Monday, December 10, 2007
FTSE hit by banking sector losses
London equities fell on Monday after news of a £200m writedown at Lloyds TSB added to fresh fears about the impact of troubled credit markets on the banking sector. Surprise news of $10bn losses at Swiss bank UBS gave the fears further impetus. The FTSE 100 started the session 0.3 per cent lower at 6,538.1, a loss of 17 points largely accounted for by banks. The mid-cap FTSE 250 fell 0.1 per cent to 10,618.1. Although Lloyds TSB stood by its existing profit guidance for 2007, saying profits on the disposal of non-core businesses balanced credit market losses, news of the £200m writedown added to a sense of gloom in the sector.
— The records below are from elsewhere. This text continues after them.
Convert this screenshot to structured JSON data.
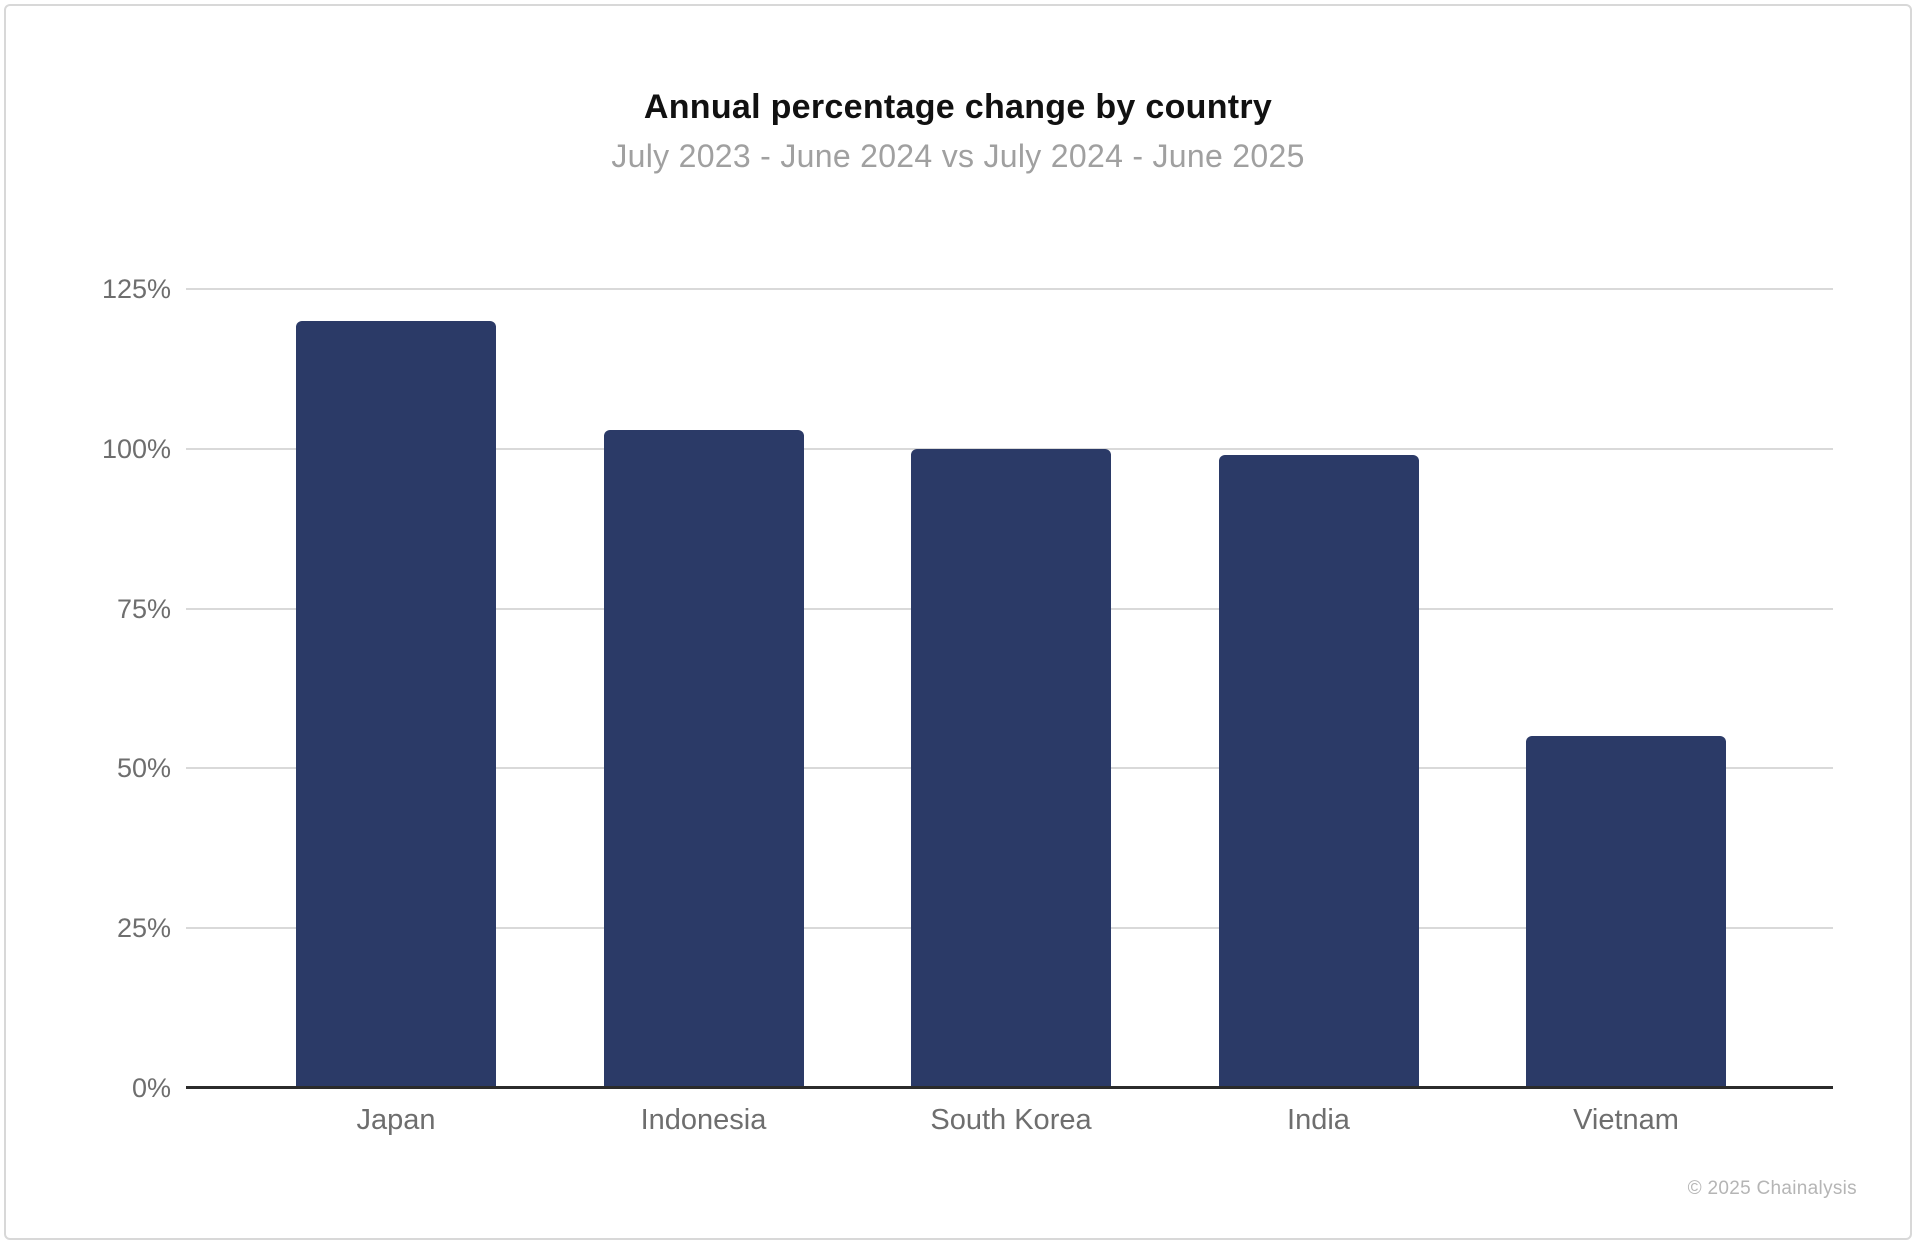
{
  "chart": {
    "title": "Annual percentage change by country",
    "subtitle": "July 2023 - June 2024 vs July 2024 - June 2025",
    "copyright": "© 2025 Chainalysis"
  },
  "colors": {
    "bar": "#2b3a67",
    "grid": "#d9d9d9",
    "axis": "#2b2b2b",
    "title_text": "#111111",
    "subtitle_text": "#a0a0a0",
    "tick_text": "#6e6e6e",
    "copyright_text": "#b5b5b5"
  },
  "chart_data": {
    "type": "bar",
    "title": "Annual percentage change by country",
    "subtitle": "July 2023 - June 2024 vs July 2024 - June 2025",
    "categories": [
      "Japan",
      "Indonesia",
      "South Korea",
      "India",
      "Vietnam"
    ],
    "values": [
      120,
      103,
      100,
      99,
      55
    ],
    "unit": "%",
    "xlabel": "",
    "ylabel": "",
    "ylim": [
      0,
      125
    ],
    "yticks": [
      {
        "value": 0,
        "label": "0%"
      },
      {
        "value": 25,
        "label": "25%"
      },
      {
        "value": 50,
        "label": "50%"
      },
      {
        "value": 75,
        "label": "75%"
      },
      {
        "value": 100,
        "label": "100%"
      },
      {
        "value": 125,
        "label": "125%"
      }
    ],
    "grid": "horizontal",
    "legend_position": "none",
    "bar_color": "#2b3a67",
    "annotation": "© 2025 Chainalysis"
  }
}
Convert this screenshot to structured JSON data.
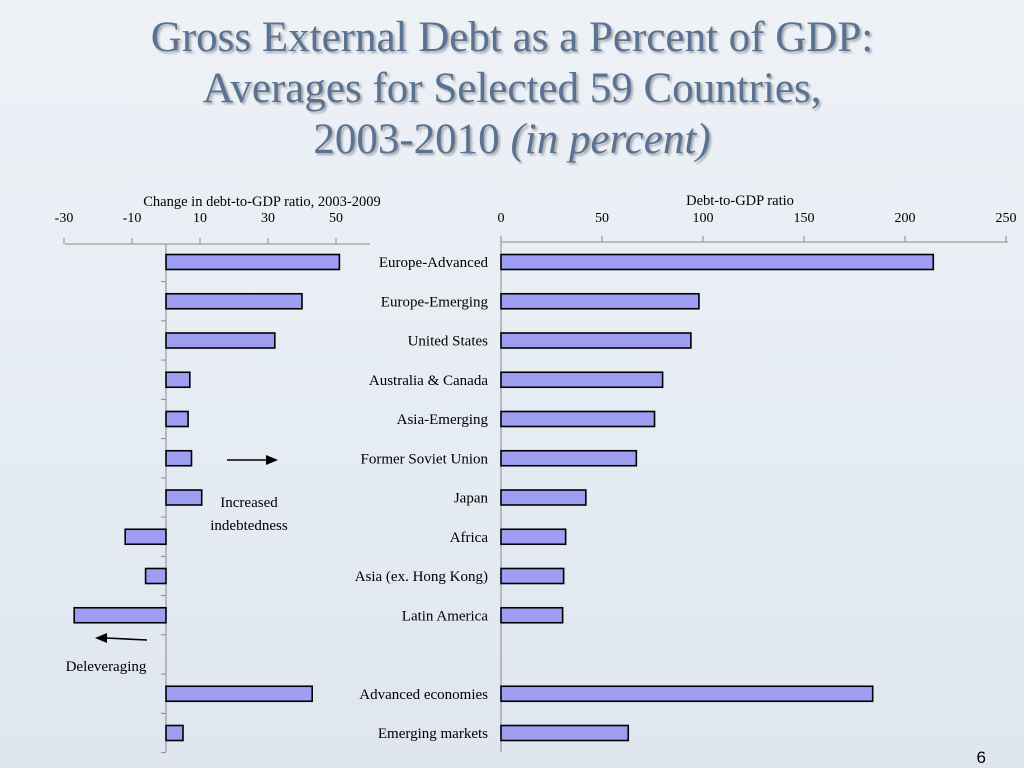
{
  "slide": {
    "title_line1": "Gross External Debt as a Percent of GDP:",
    "title_line2": "Averages for Selected 59 Countries,",
    "title_line3_plain": "2003-2010 ",
    "title_line3_italic": "(in percent)",
    "page_number": "6"
  },
  "colors": {
    "bar_fill": "#9d9df2",
    "bar_stroke": "#000000",
    "title": "#5a7392"
  },
  "chart_data": [
    {
      "type": "bar",
      "orientation": "horizontal",
      "title": "Change in debt-to-GDP ratio, 2003-2009",
      "xlim": [
        -30,
        60
      ],
      "ticks": [
        -30,
        -10,
        10,
        30,
        50
      ],
      "categories": [
        "Europe-Advanced",
        "Europe-Emerging",
        "United States",
        "Australia & Canada",
        "Asia-Emerging",
        "Former Soviet Union",
        "Japan",
        "Africa",
        "Asia  (ex. Hong Kong)",
        "Latin America",
        "",
        "Advanced economies",
        "Emerging markets"
      ],
      "values": [
        51,
        40,
        32,
        7,
        6.5,
        7.5,
        10.5,
        -12,
        -6,
        -27,
        null,
        43,
        5
      ],
      "annotations": [
        "Increased indebtedness",
        "Deleveraging"
      ]
    },
    {
      "type": "bar",
      "orientation": "horizontal",
      "title": "Debt-to-GDP ratio",
      "xlim": [
        0,
        250
      ],
      "ticks": [
        0,
        50,
        100,
        150,
        200,
        250
      ],
      "categories": [
        "Europe-Advanced",
        "Europe-Emerging",
        "United States",
        "Australia & Canada",
        "Asia-Emerging",
        "Former Soviet Union",
        "Japan",
        "Africa",
        "Asia  (ex. Hong Kong)",
        "Latin America",
        "",
        "Advanced economies",
        "Emerging markets"
      ],
      "values": [
        214,
        98,
        94,
        80,
        76,
        67,
        42,
        32,
        31,
        30.5,
        null,
        184,
        63
      ]
    }
  ]
}
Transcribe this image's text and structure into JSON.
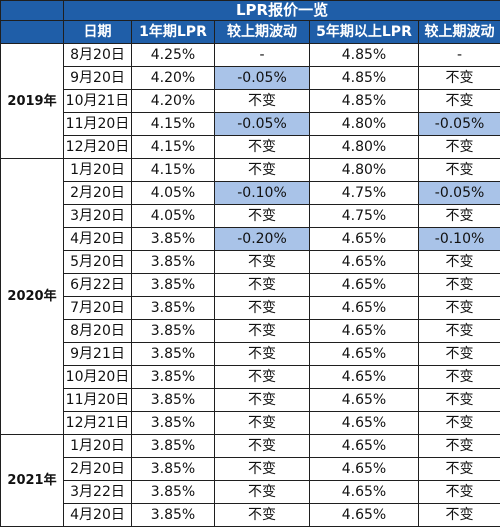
{
  "title": "LPR报价一览",
  "headers": [
    "日期",
    "1年期LPR",
    "较上期波动",
    "5年期以上LPR",
    "较上期波动"
  ],
  "groups": [
    {
      "year": "2019年",
      "rows": [
        {
          "date": "8月20日",
          "lpr1": "4.25%",
          "chg1": "-",
          "lpr5": "4.85%",
          "chg5": "-"
        },
        {
          "date": "9月20日",
          "lpr1": "4.20%",
          "chg1": "-0.05%",
          "lpr5": "4.85%",
          "chg5": "不变"
        },
        {
          "date": "10月21日",
          "lpr1": "4.20%",
          "chg1": "不变",
          "lpr5": "4.85%",
          "chg5": "不变"
        },
        {
          "date": "11月20日",
          "lpr1": "4.15%",
          "chg1": "-0.05%",
          "lpr5": "4.80%",
          "chg5": "-0.05%"
        },
        {
          "date": "12月20日",
          "lpr1": "4.15%",
          "chg1": "不变",
          "lpr5": "4.80%",
          "chg5": "不变"
        }
      ]
    },
    {
      "year": "2020年",
      "rows": [
        {
          "date": "1月20日",
          "lpr1": "4.15%",
          "chg1": "不变",
          "lpr5": "4.80%",
          "chg5": "不变"
        },
        {
          "date": "2月20日",
          "lpr1": "4.05%",
          "chg1": "-0.10%",
          "lpr5": "4.75%",
          "chg5": "-0.05%"
        },
        {
          "date": "3月20日",
          "lpr1": "4.05%",
          "chg1": "不变",
          "lpr5": "4.75%",
          "chg5": "不变"
        },
        {
          "date": "4月20日",
          "lpr1": "3.85%",
          "chg1": "-0.20%",
          "lpr5": "4.65%",
          "chg5": "-0.10%"
        },
        {
          "date": "5月20日",
          "lpr1": "3.85%",
          "chg1": "不变",
          "lpr5": "4.65%",
          "chg5": "不变"
        },
        {
          "date": "6月22日",
          "lpr1": "3.85%",
          "chg1": "不变",
          "lpr5": "4.65%",
          "chg5": "不变"
        },
        {
          "date": "7月20日",
          "lpr1": "3.85%",
          "chg1": "不变",
          "lpr5": "4.65%",
          "chg5": "不变"
        },
        {
          "date": "8月20日",
          "lpr1": "3.85%",
          "chg1": "不变",
          "lpr5": "4.65%",
          "chg5": "不变"
        },
        {
          "date": "9月21日",
          "lpr1": "3.85%",
          "chg1": "不变",
          "lpr5": "4.65%",
          "chg5": "不变"
        },
        {
          "date": "10月20日",
          "lpr1": "3.85%",
          "chg1": "不变",
          "lpr5": "4.65%",
          "chg5": "不变"
        },
        {
          "date": "11月20日",
          "lpr1": "3.85%",
          "chg1": "不变",
          "lpr5": "4.65%",
          "chg5": "不变"
        },
        {
          "date": "12月21日",
          "lpr1": "3.85%",
          "chg1": "不变",
          "lpr5": "4.65%",
          "chg5": "不变"
        }
      ]
    },
    {
      "year": "2021年",
      "rows": [
        {
          "date": "1月20日",
          "lpr1": "3.85%",
          "chg1": "不变",
          "lpr5": "4.65%",
          "chg5": "不变"
        },
        {
          "date": "2月20日",
          "lpr1": "3.85%",
          "chg1": "不变",
          "lpr5": "4.65%",
          "chg5": "不变"
        },
        {
          "date": "3月22日",
          "lpr1": "3.85%",
          "chg1": "不变",
          "lpr5": "4.65%",
          "chg5": "不变"
        },
        {
          "date": "4月20日",
          "lpr1": "3.85%",
          "chg1": "不变",
          "lpr5": "4.65%",
          "chg5": "不变"
        }
      ]
    }
  ],
  "colors": {
    "header_bg": "#1f5ea8",
    "header_text": "#ffffff",
    "highlight_bg": "#a9c3e8",
    "border": "#1f1f1f"
  }
}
Shares in the company fell 1 per cent to 483½p and there were wider losses for banks as UBS’s shock move damaged sentiment. Barclays fell 1.4 per cent to 558p, Royal Bank of Scotland fell 1.4 per cent to 476.8 and HSBC lost 1.1 per cent to 849p. Worries that UBS’s move, including an $11.5bn injection of emergency capital from the Singapore government’s investment vehicle and an unnamed middle eastern investor, signalled continuing credit market turbulence into the medium term hit Northern Rock. Shares in the stricken Newcastle-based bank, still dependent on emergency credit from the Bank of England as it considers several rescue bids, fell 6.9 per cent to 103p, the biggest losing margin on the FTSE 100. Overall losses were kept in check by lingering strength in the mining sector on growing hopes for a wave of bid activity in the sector. Kazakhmys, the eastern European copper processor, rose 2.1 per cent to £13.89 and Xstrata rose 1.9 per cent to £37.21.